Économie narrative


Au fond, il s'agit d'étudier les récits populaires qui se propagent dans la société à la manière de maladies ou de virus contagieux. Ces récits économiques ont une influence déterminante sur les décisions économiques que prennent les personnes et les entreprises, sur la manière dont elles s'expliquent le monde, sur les dangers qu'elles y voient et sur ce qui est finalement important pour elles.
Pour la communauté SAP, la compréhension globale de l'économie ERP narrative est d'une importance existentielle, car des investissements informatiques complexes de plusieurs millions de dollars nécessitent impérativement une base solide de confiance et une stratégie d'avenir claire et compréhensible.
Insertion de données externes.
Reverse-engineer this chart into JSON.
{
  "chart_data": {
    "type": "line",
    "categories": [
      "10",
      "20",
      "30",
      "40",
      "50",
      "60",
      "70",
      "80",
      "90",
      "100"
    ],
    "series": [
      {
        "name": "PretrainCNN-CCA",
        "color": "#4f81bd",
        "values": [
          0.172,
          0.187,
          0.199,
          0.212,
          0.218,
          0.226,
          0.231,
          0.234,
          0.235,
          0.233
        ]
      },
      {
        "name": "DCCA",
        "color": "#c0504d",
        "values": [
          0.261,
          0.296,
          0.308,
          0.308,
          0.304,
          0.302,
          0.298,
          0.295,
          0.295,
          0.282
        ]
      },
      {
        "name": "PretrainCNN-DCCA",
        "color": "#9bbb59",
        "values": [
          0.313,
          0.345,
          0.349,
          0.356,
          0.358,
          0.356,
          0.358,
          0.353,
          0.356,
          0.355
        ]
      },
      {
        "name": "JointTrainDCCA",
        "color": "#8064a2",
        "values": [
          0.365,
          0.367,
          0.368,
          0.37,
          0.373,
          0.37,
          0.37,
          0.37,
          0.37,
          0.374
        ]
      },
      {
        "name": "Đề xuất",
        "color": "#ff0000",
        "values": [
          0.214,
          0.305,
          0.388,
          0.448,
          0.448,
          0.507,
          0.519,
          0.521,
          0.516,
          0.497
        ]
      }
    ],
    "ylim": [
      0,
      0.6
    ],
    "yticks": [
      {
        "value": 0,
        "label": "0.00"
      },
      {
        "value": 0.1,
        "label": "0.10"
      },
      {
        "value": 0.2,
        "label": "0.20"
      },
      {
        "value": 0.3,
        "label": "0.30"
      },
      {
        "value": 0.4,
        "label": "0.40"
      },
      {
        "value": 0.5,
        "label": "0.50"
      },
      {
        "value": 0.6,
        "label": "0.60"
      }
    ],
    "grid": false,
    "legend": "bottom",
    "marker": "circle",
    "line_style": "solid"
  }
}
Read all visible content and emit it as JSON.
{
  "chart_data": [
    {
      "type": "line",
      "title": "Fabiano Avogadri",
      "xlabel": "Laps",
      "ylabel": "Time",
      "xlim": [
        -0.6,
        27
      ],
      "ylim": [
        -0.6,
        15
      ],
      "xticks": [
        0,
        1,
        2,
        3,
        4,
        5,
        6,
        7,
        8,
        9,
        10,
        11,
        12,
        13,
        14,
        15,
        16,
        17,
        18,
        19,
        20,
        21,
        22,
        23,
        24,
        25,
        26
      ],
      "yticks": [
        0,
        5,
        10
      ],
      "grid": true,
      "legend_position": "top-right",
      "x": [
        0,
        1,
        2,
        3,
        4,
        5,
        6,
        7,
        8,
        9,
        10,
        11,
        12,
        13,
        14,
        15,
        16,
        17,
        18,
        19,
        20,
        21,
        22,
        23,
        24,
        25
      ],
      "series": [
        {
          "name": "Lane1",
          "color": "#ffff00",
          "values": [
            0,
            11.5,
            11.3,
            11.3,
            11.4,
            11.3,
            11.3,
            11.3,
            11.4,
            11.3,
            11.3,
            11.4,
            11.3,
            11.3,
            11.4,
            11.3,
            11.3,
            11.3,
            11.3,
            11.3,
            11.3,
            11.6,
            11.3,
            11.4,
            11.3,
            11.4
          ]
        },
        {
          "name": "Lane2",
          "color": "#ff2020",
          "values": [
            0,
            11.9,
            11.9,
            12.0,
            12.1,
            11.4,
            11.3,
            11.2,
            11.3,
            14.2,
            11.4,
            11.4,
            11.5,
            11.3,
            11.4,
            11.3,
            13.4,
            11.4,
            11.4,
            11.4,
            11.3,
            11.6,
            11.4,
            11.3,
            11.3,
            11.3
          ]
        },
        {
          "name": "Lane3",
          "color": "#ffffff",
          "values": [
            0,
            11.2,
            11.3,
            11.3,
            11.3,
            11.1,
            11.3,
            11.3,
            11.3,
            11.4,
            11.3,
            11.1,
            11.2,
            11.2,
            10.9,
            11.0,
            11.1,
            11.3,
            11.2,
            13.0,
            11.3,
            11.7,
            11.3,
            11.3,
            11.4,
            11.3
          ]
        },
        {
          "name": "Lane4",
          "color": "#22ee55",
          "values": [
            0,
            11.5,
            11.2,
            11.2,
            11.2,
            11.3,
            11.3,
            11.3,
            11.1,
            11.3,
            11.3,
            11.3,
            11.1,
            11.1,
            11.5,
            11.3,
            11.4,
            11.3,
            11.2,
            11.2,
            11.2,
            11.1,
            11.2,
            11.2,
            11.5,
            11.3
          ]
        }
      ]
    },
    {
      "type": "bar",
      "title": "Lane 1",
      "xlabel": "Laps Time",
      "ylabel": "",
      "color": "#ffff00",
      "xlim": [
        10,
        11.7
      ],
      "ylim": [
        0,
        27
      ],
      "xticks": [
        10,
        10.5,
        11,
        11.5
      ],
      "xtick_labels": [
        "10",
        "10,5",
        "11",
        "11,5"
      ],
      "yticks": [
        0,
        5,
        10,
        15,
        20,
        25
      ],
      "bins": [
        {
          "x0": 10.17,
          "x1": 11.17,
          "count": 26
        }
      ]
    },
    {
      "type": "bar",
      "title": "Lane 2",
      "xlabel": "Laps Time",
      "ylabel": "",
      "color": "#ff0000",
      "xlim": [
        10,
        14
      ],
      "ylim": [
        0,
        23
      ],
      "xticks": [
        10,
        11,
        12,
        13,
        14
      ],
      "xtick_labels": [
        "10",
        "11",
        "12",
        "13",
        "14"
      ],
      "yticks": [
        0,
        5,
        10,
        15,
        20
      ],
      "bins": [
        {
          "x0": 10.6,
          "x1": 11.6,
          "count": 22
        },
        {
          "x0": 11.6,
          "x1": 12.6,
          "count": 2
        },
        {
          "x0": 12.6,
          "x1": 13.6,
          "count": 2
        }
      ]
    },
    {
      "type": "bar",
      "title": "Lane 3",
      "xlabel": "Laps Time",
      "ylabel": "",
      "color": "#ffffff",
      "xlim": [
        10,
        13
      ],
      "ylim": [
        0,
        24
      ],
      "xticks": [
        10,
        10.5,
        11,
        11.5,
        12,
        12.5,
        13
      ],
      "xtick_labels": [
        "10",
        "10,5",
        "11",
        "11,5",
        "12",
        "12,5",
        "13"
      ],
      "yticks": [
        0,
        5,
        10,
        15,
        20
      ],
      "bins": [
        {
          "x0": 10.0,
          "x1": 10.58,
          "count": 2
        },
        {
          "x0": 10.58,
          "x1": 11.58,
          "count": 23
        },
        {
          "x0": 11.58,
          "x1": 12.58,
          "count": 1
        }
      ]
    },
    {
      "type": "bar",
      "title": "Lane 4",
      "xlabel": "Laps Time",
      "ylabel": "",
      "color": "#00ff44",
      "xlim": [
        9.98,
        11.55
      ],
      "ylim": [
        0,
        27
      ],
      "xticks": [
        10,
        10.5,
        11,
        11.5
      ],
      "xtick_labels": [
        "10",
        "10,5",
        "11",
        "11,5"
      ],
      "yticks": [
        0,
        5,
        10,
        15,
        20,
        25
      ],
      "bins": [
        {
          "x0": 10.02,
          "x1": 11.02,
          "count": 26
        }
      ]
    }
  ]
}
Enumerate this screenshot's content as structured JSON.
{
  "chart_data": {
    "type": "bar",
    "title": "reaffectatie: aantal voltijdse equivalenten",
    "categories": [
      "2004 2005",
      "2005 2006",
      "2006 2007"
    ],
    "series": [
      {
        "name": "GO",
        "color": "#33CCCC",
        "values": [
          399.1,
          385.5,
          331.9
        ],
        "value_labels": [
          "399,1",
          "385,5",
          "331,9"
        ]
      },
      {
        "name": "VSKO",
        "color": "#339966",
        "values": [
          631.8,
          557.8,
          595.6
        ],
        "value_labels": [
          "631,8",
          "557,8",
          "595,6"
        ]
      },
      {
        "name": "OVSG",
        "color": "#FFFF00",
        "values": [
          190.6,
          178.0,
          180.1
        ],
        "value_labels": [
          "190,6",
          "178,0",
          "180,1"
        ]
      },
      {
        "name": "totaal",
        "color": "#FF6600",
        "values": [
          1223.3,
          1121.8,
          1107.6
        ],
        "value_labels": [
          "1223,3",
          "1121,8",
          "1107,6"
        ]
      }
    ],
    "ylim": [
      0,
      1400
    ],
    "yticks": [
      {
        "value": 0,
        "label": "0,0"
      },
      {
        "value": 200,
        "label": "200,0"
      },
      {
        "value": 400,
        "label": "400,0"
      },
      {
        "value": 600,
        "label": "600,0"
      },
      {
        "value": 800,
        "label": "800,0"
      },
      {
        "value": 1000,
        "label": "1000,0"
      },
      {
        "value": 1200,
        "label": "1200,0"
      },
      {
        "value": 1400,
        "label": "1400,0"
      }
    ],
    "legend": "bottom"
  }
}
Qu'en est-il de la feuille de route de SAP au-delà de 2040 ?
Un récit solide, basé sur des faits, n'est pas une fin en soi pour le marketing, mais offre une orientation absolument nécessaire à une époque de transformations radicales et de conversion S/4 forcée. Le récit ERP sert de communication essentielle avec la communauté SAP pour former et façonner des objectifs communs.
Au lieu de fournir à la communauté SAP un récit significatif pour l'ère du cloud, le comité directeur de SAP se perd souvent dans des subtilités techniques et la simple répétition de mots-clés connus. Christian Klein, CEO de SAP, récite inlassablement des mots techniques à la mode, mais laisse souvent les utilisateurs seuls avec la réponse fondamentale à l'objectif de gestion.
Les sciences économiques traditionnelles considèrent souvent l'être humain comme un optimisateur rationnel qui réagit toujours de manière appropriée et logique aux nouvelles informations. L'économie narrative, en revanche, reconnaît que les actions économiques collectives sont extrêmement souvent motivées par des histoires (storytelling) qui „deviennent virales“ grâce au bouche à oreille, aux informations et aux médias sociaux.
De tels récits, porteurs de sens, ont pour fonction première de condenser la réalité, de réduire l'opacité ainsi que la complexité technique et de démêler les difficiles relations de cause à effet. SAP s'est insidieusement retiré dans une chambre d'écho isolée, motivée en premier lieu par la peur de perdre le contrôle. Au lieu de s'engager courageusement dans un discours ouvert et critique avec la communauté.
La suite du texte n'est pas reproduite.